Разгрузка цемента — не такая уж и хитрая операция. Особенно вначале. Открываешь двери, выдвигаешь задвижки, и серо-зеленая труха сама течет на землю, только тронь лопатой. Дальше нужно орудовать активнее, еще активнее, еще, пока не почувствуешь, как горячие ручейки пота сбегают по спине, пока не обольешься им весь. Но это еще не настоящая усталость.
Хуже всего тогда, когда работы остается пустяк — может, с десяток центнеров цемента. Перекуры тогда затяжные, вставать с каждым разом труднее. И никуда даже идти не хочется: лечь бы тут, где сидишь, и уснуть. Но надо же закончить дело! Только что-то ни у кого нет энтузиазма, и чем дольше ждешь, тем хуже, тем труднее подниматься. Ты видишь, что свет клином сошелся, видимо, на тебе одном, и рывком ныряешь в черный проем дверей. Двери черные, потому что уже сумерки. В тех сумерках растворяешься и ты, с ног до головы покрытый пылью…
Вдруг в патриархальную тишину предвечерья врывается треск мотоцикла. Распахнутый и всклокоченный Чариев на мгновение притормаживает возле гурьбы и кричит хриплым задеревеневшим голосом, совершенно необычным для него:
— Прорвало дамбу!
И громкий треск, и пугливый сноп света исчезают в хмурой дали.
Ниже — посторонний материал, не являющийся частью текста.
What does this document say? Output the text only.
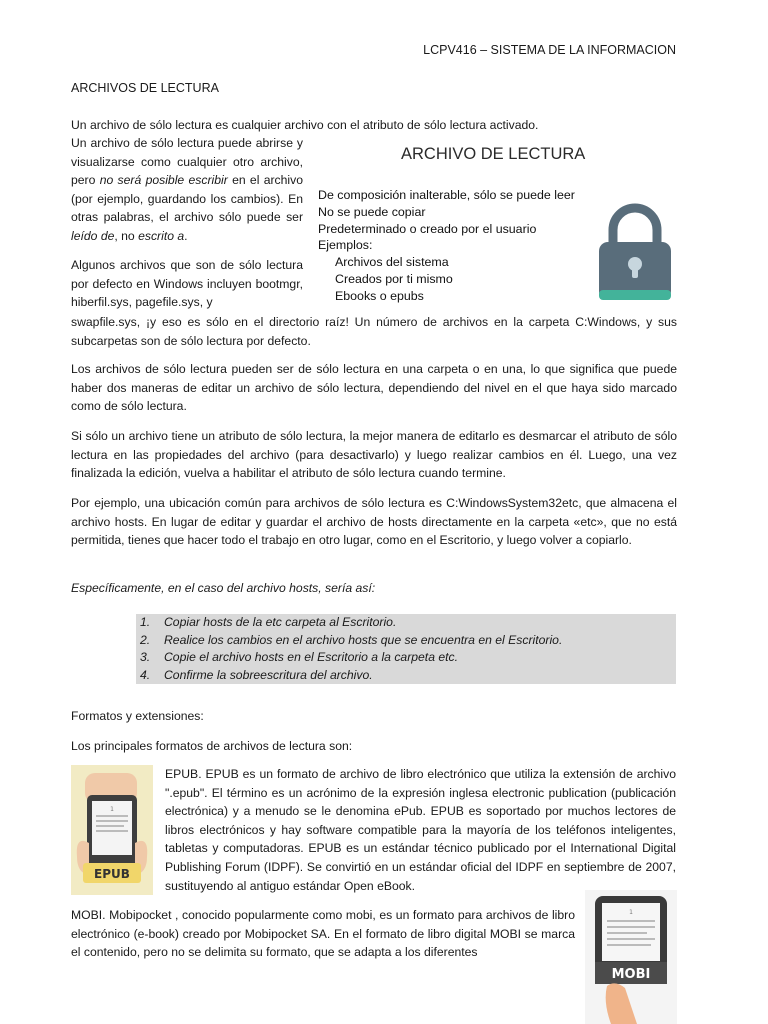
LCPV416 – SISTEMA DE LA INFORMACION
ARCHIVOS DE LECTURA

Un archivo de sólo lectura es cualquier archivo con el atributo de sólo lectura activado.

Un archivo de sólo lectura puede abrirse y visualizarse como cualquier otro archivo, pero no será posible escribir en el archivo (por ejemplo, guardando los cambios). En otras palabras, el archivo sólo puede ser leído de, no escrito a.

Algunos archivos que son de sólo lectura por defecto en Windows incluyen bootmgr, hiberfil.sys, pagefile.sys, y

swapfile.sys, ¡y eso es sólo en el directorio raíz! Un número de archivos en la carpeta C:Windows, y sus subcarpetas son de sólo lectura por defecto.

ARCHIVO DE LECTURA
De composición inalterable, sólo se puede leer
No se puede copiar
Predeterminado o creado por el usuario
Ejemplos:
Archivos del sistema
Creados por ti mismo
Ebooks o epubs

Los archivos de sólo lectura pueden ser de sólo lectura en una carpeta o en una, lo que significa que puede haber dos maneras de editar un archivo de sólo lectura, dependiendo del nivel en el que haya sido marcado como de sólo lectura.

Si sólo un archivo tiene un atributo de sólo lectura, la mejor manera de editarlo es desmarcar el atributo de sólo lectura en las propiedades del archivo (para desactivarlo) y luego realizar cambios en él. Luego, una vez finalizada la edición, vuelva a habilitar el atributo de sólo lectura cuando termine.

Por ejemplo, una ubicación común para archivos de sólo lectura es C:WindowsSystem32etc, que almacena el archivo hosts. En lugar de editar y guardar el archivo de hosts directamente en la carpeta «etc», que no está permitida, tienes que hacer todo el trabajo en otro lugar, como en el Escritorio, y luego volver a copiarlo.

Específicamente, en el caso del archivo hosts, sería así:

1. Copiar hosts de la etc carpeta al Escritorio.
2. Realice los cambios en el archivo hosts que se encuentra en el Escritorio.
3. Copie el archivo hosts en el Escritorio a la carpeta etc.
4. Confirme la sobreescritura del archivo.

Formatos y extensiones:

Los principales formatos de archivos de lectura son:

1
EPUB

EPUB. EPUB es un formato de archivo de libro electrónico que utiliza la extensión de archivo ".epub". El término es un acrónimo de la expresión inglesa electronic publication (publicación electrónica) y a menudo se le denomina ePub. EPUB es soportado por muchos lectores de libros electrónicos y hay software compatible para la mayoría de los teléfonos inteligentes, tabletas y computadoras. EPUB es un estándar técnico publicado por el International Digital Publishing Forum (IDPF). Se convirtió en un estándar oficial del IDPF en septiembre de 2007, sustituyendo al antiguo estándar Open eBook.

MOBI. Mobipocket , conocido popularmente como mobi, es un formato para archivos de libro electrónico (e-book) creado por Mobipocket SA. En el formato de libro digital MOBI se marca el contenido, pero no se delimita su formato, que se adapta a los diferentes

1
MOBI
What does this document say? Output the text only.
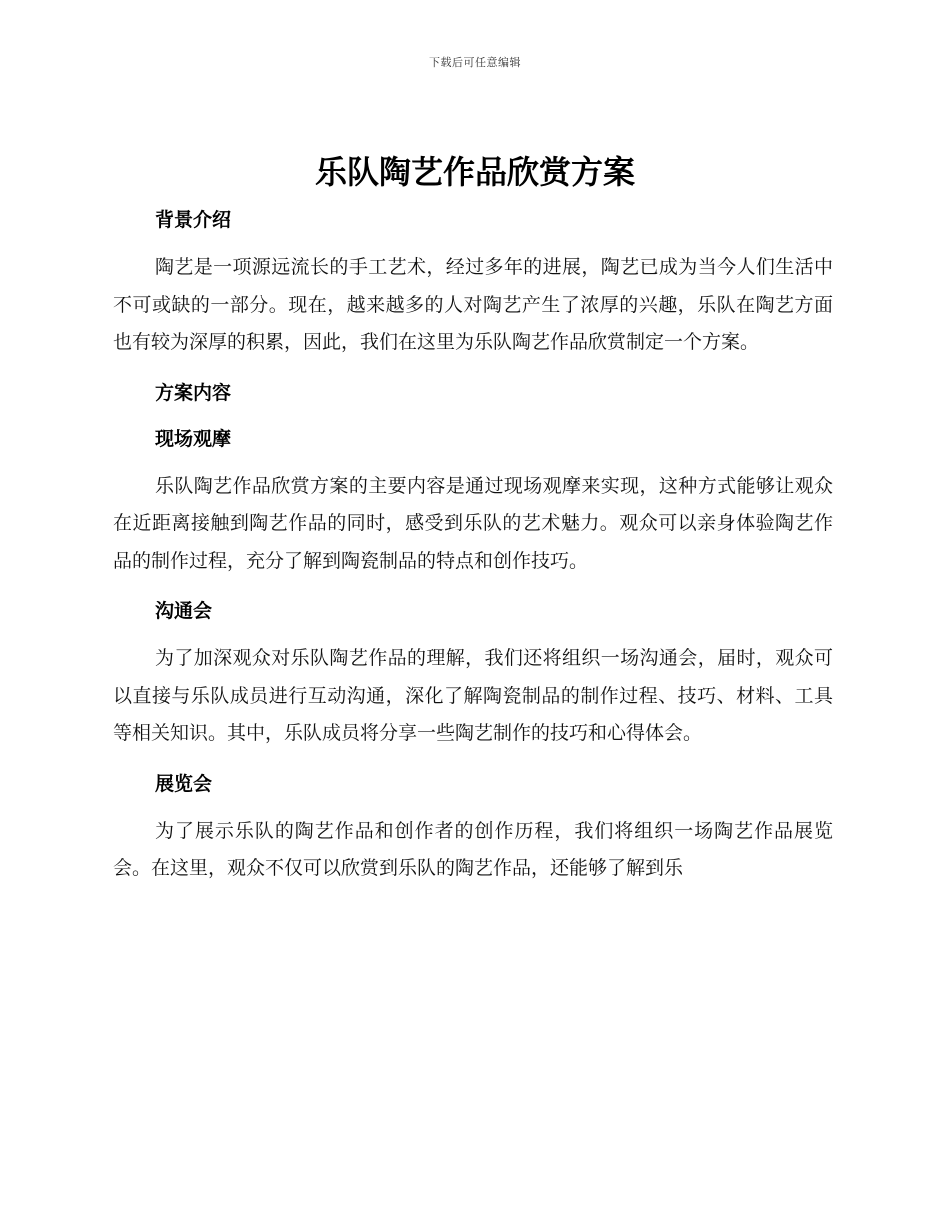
下载后可任意编辑
乐队陶艺作品欣赏方案
背景介绍

陶艺是一项源远流长的手工艺术，经过多年的进展，陶艺已成为当今人们生活中不可或缺的一部分。现在，越来越多的人对陶艺产生了浓厚的兴趣，乐队在陶艺方面也有较为深厚的积累，因此，我们在这里为乐队陶艺作品欣赏制定一个方案。

方案内容
现场观摩

乐队陶艺作品欣赏方案的主要内容是通过现场观摩来实现，这种方式能够让观众在近距离接触到陶艺作品的同时，感受到乐队的艺术魅力。观众可以亲身体验陶艺作品的制作过程，充分了解到陶瓷制品的特点和创作技巧。

沟通会

为了加深观众对乐队陶艺作品的理解，我们还将组织一场沟通会，届时，观众可以直接与乐队成员进行互动沟通，深化了解陶瓷制品的制作过程、技巧、材料、工具等相关知识。其中，乐队成员将分享一些陶艺制作的技巧和心得体会。

展览会

为了展示乐队的陶艺作品和创作者的创作历程，我们将组织一场陶艺作品展览会。在这里，观众不仅可以欣赏到乐队的陶艺作品，还能够了解到乐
Удивительно деликатный мужик: начальник, а не приказывает. Привез весть, а ты поступай как знаешь.
Новость подхлестывает нас. Прорвало дамбу, что перегораживала запасной рукав канала, — значит, вода, нежданная сейчас и враждебная, мчится, смывая на своем пути машины и людей. Тут и без приказа все понятно.
Мы шли сначала тяжело и медленно, опираясь на лопаты, которые на всякий случай захватили с собой, однако тревога наша нарастала, ибо нарастал гомон ошалелой воды. И вскоре мы уже бежали навстречу тому гомону, грохоту машин и душераздирающим крикам, которые давали основания думать о самом худшем.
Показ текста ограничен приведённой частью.